NEW ORLEANS — Environmental groups asked a federal court Wednesday to throw out the Trump administration’s assessment of oil and gas activity’s likely effects on endangered species in the Gulf of Mexico, saying it dismisses the chance of another disastrous blowout like the BP spill of 2010.
The National Marine Fisheries Service’s 700-page analysis greatly underestimates both the likely number and size of oil spills, according to the suit filed by Earthjustice for the Sierra Club, the Center for Biological Diversity, Friends of the Earth, and Turtle Island Restoration Network.
Even though the study was prompted by the 2010 spill, it “essentially pretends the Deepwater Horizon spill never happened — that there was nothing to learn from that disaster,” Earthjustice attorney Chris Eaton said in an interview Tuesday.
The federal agency said it left the possibility of an extremely large spill like BP’s out of its calculations of likely effects because a Bureau of Offshore Energy Management analysis found little chance of another during the next 50 years.
The previous analysis, in 2007, also estimated that “such a large spill was extremely unlikely,” the lawsuit noted. That analysis had estimated that “the largest spill possible would be at most 15,000 barrels,” or 630,000 gallons (2.4 million liters).
The 2010 spill, which started with a blowout that killed 11 men, was hundreds of times bigger than that. Estimates of the amount of oil spewed into the Gulf for 87 days varied from nearly 176 million gallons (666 million liters) to less than 103 million gallons (390 million liters). A federal judge calculated damages based on 134 million gallons (507 million liters) in the Gulf.
The chance of such a spill is even higher now, the lawsuit said, because “Gulf drilling is moving into deeper waters, which increases the possibility of a catastrophic well blowout and extremely large oil spill.”
The study also failed to consider the increased frequency, due to climate change, of hurricanes that can severely damage oil and gas facilities, nor did it take into account recent research about the danger of underwater landslides that can cause extremely large oil spills, the lawsuit said.
In addition, it said, the analysis left out the BP spill’s effects on the corals and other animals and their habitats, using population estimates and other information from before the spill.
The groups asked a federal court in Maryland to make the National Oceanic and Atmospheric Administration’s fisheries service write a new report, called a biological opinion.
The fisheries service does not comment on pending litigation, spokeswoman Allison Garrett said.

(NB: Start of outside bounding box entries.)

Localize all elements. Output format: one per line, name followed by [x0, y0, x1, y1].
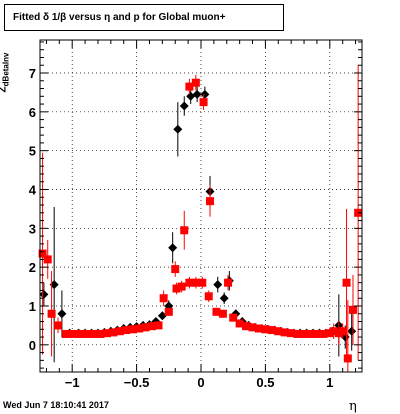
data-point-square: [185, 278, 194, 287]
data-point-square: [267, 326, 276, 335]
data-point-square: [293, 329, 302, 338]
data-point-square: [177, 282, 186, 291]
data-point-square: [90, 329, 99, 338]
plot-frame: [39, 39, 363, 373]
data-point-diamond: [39, 289, 49, 299]
data-point-square: [96, 329, 105, 338]
data-point-square: [69, 329, 78, 338]
data-point-square: [312, 329, 321, 338]
y-tick-label: 2: [29, 260, 36, 275]
data-point-square: [159, 294, 168, 303]
data-point-square: [109, 328, 118, 337]
data-point-diamond: [157, 311, 167, 321]
data-point-square: [135, 324, 144, 333]
data-point-square: [128, 325, 137, 334]
data-point-square: [43, 255, 52, 264]
y-tick-label: 0: [29, 338, 36, 353]
axes: −1 −0.5 0 0.5 1 0 1 2 3 4 5 6 7: [29, 39, 363, 390]
data-point-square: [83, 329, 92, 338]
y-tick-label: 6: [29, 105, 36, 120]
data-point-diamond: [57, 309, 67, 319]
data-point-square: [191, 278, 200, 287]
x-axis-label: η: [349, 399, 357, 414]
data-point-square: [348, 305, 357, 314]
data-point-square: [343, 354, 352, 363]
data-point-square: [164, 307, 173, 316]
y-tick-label: 1: [29, 299, 36, 314]
data-point-square: [274, 327, 283, 336]
data-point-square: [61, 329, 70, 338]
data-point-square: [38, 249, 47, 258]
data-point-square: [306, 329, 315, 338]
data-point-square: [204, 292, 213, 301]
data-point-square: [154, 321, 163, 330]
data-point-square: [77, 329, 86, 338]
data-point-square: [218, 309, 227, 318]
y-tick-label: 7: [29, 66, 36, 81]
data-point-square: [229, 313, 238, 322]
data-point-diamond: [168, 243, 178, 253]
x-tick-label: −1: [65, 375, 80, 390]
data-point-square: [338, 327, 347, 336]
data-point-square: [198, 278, 207, 287]
chart-title: Fitted δ 1/β versus η and p for Global m…: [13, 12, 226, 23]
data-point-square: [212, 307, 221, 316]
data-point-square: [342, 278, 351, 287]
data-point-square: [185, 82, 194, 91]
data-point-square: [254, 324, 263, 333]
y-tick-label: 5: [29, 144, 36, 159]
data-point-square: [199, 98, 208, 107]
data-point-diamond: [213, 280, 223, 290]
data-point-square: [261, 325, 270, 334]
y-tick-label: 4: [29, 182, 37, 197]
series-2: [38, 65, 363, 372]
timestamp: Wed Jun 7 18:10:41 2017: [3, 400, 109, 410]
y-tick-label: 3: [29, 221, 36, 236]
data-point-diamond: [49, 280, 59, 290]
data-point-diamond: [173, 124, 183, 134]
data-point-square: [141, 323, 150, 332]
x-tick-label: 0.5: [256, 375, 274, 390]
data-point-square: [206, 197, 215, 206]
data-point-square: [329, 327, 338, 336]
data-point-diamond: [179, 101, 189, 111]
x-tick-label: 1: [326, 375, 333, 390]
data-point-square: [148, 322, 157, 331]
data-point-square: [102, 329, 111, 338]
x-tick-label: 0: [197, 375, 204, 390]
data-point-square: [287, 329, 296, 338]
data-point-square: [248, 323, 257, 332]
data-point-square: [115, 327, 124, 336]
data-point-square: [122, 326, 131, 335]
data-point-square: [319, 329, 328, 338]
grid-lines: [40, 40, 362, 372]
data-point-square: [242, 322, 251, 331]
data-point-square: [180, 226, 189, 235]
data-point-square: [300, 329, 309, 338]
x-tick-label: −0.5: [124, 375, 150, 390]
data-point-diamond: [200, 89, 210, 99]
title-box: Fitted δ 1/β versus η and p for Global m…: [4, 4, 284, 31]
data-point-square: [191, 78, 200, 87]
data-point-square: [171, 265, 180, 274]
data-point-diamond: [347, 326, 357, 336]
data-point-square: [280, 328, 289, 337]
data-point-square: [47, 309, 56, 318]
data-point-diamond: [192, 89, 202, 99]
series-1: [39, 86, 357, 363]
data-point-square: [172, 284, 181, 293]
series-layer: [38, 65, 363, 372]
data-point-square: [224, 278, 233, 287]
data-point-square: [235, 319, 244, 328]
data-point-diamond: [219, 293, 229, 303]
data-point-square: [54, 321, 63, 330]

The federal agencies that regulate offshore oil operations are required by the Endangered Species Act to ensure that their actions aren’t likely to jeopardize endangered or threatened species or damage their critical habitat. Offshore oil regulators asked the National Marine Fisheries Service for a new analysis on June 30, 2010, while BP’s well was still gushing.
Ten years later, the result is “just another hand out to Big Oil,” Marcie Keever, legal director at Friends of the Earth, said in a news release.
Larry McKinney, chair for Gulf strategies at Texas A&M Corpus Christi’s Harte Research Institute for Gulf of Mexico Studies, called the NOAA Fisheries analysis one of the most detailed he’s ever seen.
“Overall, I think they did as good a job as you can do with something like that,” McKinney said.
He predicted the litigation will be lengthy because both the report and suit cover a huge area and many species.
It will be largely a battle of experts, he said, but allegations about ignoring large spills are a strength of the suit. “That’s a straightforward question: Did you do that or not? Then you can have debate about whether it’s important,” he said.
NOAA Fisheries estimated that oil and gas activities would affect many endangered and threatened animals over 50 years, including more than a million sea turtles hit by vessels. Its recommendations include measures to protect turtles from seismic surveys and to reduce the chance of vessels hitting endangered Bryde’s whales.
The report estimated the largest spills would average about one-third the size of BP’s because regulators indicated that equipment required since then can cap wells at any depth within 30 days.
The suit said NOAA underestimated the largest spill likely. It said the agency’s analysis arbitrarily started with 1996, omitting Mexico’s Ixtoc I spill of more than 126 million gallons (477 million liters) in 1979. The suit also contended argued that the analysis ignored the slow spill that has continued since a hurricane in September 2004 caused an undersea mudslide at a group of wells owned by Taylor Energy off Louisiana.
Lois Epstein, a civil engineer at the Wilderness Society who served on a government advisory committee after the BP spill, wouldn’t comment on the lawsuit but faulted the federal study for not considering the likelihood of spills like Taylor’s.
However, Epstein said the government’s 30-day capping estimate seemed reasonable: “There are capping devices that we didn’t have” in 2010.
Eaton of Earthjustice said in a news release Wednesday, “This administration is convinced that if they ignore something, it will go away. It’s not working for the climate crisis and it’s not going to work for oil spills.”